Ms Chattopadhyay also emphasised the need to restrict these interactions for research purposes rather than large-scale tourism. Part of the reason was their increased exploitation. While the Jarawas have become dependent on their roadside lifestyle, there is a growing protest against encroachment. A lawsuit that later escalated to the Supreme Court litigation was filed by The Society for Andaman and Nicobar Ecology, the Bombay Natural History Society and others as well. It led to the court directing the administration to undertake steps to protect the Jarawas from encroachments. The court also ordered the prohibition of the highway extension.

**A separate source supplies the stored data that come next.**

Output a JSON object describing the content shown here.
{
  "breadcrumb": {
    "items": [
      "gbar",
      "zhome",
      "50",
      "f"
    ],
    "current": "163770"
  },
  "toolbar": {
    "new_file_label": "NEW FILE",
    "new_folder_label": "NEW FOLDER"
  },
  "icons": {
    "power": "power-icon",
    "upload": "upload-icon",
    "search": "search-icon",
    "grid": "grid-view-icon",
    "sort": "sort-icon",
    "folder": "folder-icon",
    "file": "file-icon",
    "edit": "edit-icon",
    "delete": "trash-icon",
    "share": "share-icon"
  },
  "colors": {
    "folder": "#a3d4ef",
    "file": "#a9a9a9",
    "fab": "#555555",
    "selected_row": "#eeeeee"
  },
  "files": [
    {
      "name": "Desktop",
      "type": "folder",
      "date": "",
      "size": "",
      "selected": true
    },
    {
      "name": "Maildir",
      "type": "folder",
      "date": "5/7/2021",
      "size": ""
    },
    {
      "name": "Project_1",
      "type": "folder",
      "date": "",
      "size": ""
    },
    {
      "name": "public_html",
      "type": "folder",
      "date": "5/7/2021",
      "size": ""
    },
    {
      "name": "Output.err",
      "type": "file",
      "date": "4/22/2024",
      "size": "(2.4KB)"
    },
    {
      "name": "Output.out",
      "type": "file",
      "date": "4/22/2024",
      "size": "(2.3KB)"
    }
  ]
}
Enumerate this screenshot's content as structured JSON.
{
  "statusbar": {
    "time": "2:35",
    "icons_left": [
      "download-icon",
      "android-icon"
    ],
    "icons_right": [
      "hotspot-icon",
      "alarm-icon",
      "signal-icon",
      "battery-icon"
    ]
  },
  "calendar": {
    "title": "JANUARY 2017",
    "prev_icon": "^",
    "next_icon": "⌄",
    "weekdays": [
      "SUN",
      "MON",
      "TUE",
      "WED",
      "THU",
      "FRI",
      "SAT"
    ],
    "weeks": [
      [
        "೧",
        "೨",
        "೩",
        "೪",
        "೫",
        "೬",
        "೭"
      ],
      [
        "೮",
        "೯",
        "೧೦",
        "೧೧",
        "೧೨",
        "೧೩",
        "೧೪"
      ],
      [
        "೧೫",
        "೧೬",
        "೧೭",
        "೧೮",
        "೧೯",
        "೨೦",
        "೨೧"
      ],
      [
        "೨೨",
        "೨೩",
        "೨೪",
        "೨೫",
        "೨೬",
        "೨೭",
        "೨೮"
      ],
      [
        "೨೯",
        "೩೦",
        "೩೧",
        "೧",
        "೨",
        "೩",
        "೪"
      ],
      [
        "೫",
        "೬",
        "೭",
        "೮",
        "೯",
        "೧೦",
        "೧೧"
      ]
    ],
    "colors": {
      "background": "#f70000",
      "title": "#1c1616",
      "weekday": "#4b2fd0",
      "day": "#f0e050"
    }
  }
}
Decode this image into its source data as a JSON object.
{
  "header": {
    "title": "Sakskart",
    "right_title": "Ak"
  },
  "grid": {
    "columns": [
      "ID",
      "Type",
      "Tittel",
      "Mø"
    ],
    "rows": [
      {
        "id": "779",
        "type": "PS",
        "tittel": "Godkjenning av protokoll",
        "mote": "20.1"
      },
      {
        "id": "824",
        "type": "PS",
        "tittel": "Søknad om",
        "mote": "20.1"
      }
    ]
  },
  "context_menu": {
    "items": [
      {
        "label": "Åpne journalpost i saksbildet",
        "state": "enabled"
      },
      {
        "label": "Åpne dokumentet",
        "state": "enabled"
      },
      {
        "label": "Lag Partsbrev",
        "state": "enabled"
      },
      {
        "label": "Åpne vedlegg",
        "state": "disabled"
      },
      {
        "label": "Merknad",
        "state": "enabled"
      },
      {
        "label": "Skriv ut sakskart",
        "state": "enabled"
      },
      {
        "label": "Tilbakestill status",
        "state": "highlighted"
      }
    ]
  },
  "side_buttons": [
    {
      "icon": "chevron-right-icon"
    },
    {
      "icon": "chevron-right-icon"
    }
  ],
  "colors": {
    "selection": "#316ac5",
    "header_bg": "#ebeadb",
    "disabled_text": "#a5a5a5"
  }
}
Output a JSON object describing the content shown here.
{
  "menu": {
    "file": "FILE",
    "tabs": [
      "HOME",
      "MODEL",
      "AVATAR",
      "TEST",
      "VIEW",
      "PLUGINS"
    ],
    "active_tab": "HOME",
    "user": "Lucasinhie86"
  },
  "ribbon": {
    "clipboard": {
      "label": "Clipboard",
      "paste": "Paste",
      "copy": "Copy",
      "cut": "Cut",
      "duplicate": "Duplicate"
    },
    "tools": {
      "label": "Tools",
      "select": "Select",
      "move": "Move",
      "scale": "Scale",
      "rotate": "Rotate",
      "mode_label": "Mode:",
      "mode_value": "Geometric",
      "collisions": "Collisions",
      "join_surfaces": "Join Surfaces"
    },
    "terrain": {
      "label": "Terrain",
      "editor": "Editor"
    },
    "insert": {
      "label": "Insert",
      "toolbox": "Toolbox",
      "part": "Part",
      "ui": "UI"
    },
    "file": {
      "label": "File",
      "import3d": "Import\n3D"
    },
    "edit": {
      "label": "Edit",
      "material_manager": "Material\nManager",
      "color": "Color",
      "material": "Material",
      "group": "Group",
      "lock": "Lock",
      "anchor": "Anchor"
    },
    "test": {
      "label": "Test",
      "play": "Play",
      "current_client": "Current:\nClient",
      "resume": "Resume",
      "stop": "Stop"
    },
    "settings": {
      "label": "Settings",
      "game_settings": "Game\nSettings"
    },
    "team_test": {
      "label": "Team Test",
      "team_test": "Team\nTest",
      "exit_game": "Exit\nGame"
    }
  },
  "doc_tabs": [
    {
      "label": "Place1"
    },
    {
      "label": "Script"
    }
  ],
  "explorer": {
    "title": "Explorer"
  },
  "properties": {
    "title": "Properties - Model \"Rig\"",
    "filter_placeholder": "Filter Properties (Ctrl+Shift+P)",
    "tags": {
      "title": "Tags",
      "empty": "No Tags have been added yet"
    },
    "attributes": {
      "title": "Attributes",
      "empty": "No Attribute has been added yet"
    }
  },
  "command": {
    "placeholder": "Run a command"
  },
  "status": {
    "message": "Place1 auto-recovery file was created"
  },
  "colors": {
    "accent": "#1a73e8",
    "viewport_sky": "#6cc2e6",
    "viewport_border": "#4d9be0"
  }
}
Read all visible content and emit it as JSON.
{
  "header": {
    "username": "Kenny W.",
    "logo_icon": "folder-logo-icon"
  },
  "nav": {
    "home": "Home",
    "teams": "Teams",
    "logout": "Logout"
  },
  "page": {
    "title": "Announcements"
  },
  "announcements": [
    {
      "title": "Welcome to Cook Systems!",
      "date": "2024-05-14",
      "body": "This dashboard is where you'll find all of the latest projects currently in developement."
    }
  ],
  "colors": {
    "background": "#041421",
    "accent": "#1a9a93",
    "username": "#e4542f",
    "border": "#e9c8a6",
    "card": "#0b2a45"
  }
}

However, this wasn’t the end as frequent cases arose of private tour operators interacting with the tribes by throwing seasoned food, and exploiting them by drugging or sexually abusing their women. There were also cases of resorts being established within the reserve. In 2012, a video shot by a tourist showed Jarawa women dancing in front of a local policeman. Many NGOs protested in support of the easement of such tourism as ‘human safaris’. Scholars protested due to the commodification of Jarawa tribes, especially their women who underwent sexual exploitation and racial trolling both on the grounds and online.
The local inhabitants, however, stated the Andaman Trunk to be a vital means of connecting 350 villages and providing means of earning. Therefore, on 5th March 2013, the Supreme Court reversed its interim order of allowing the road to be fully re-opened. However, vehicles were allowed to travel in large conveys four times a day. Today, even the Indian government policy towards the Jarawas has taken a shift to minimal intervention.
However, some NGOs are still against this tourism of witnessing Jarawas as exotic and inhumane though one can see the space it has opened for the nearby settlers. Even the Jarawas, as mentioned earlier, have become accustomed to it and are seen sitting beside the roads observing curiously the outsiders or carrying out their daily lifestyle.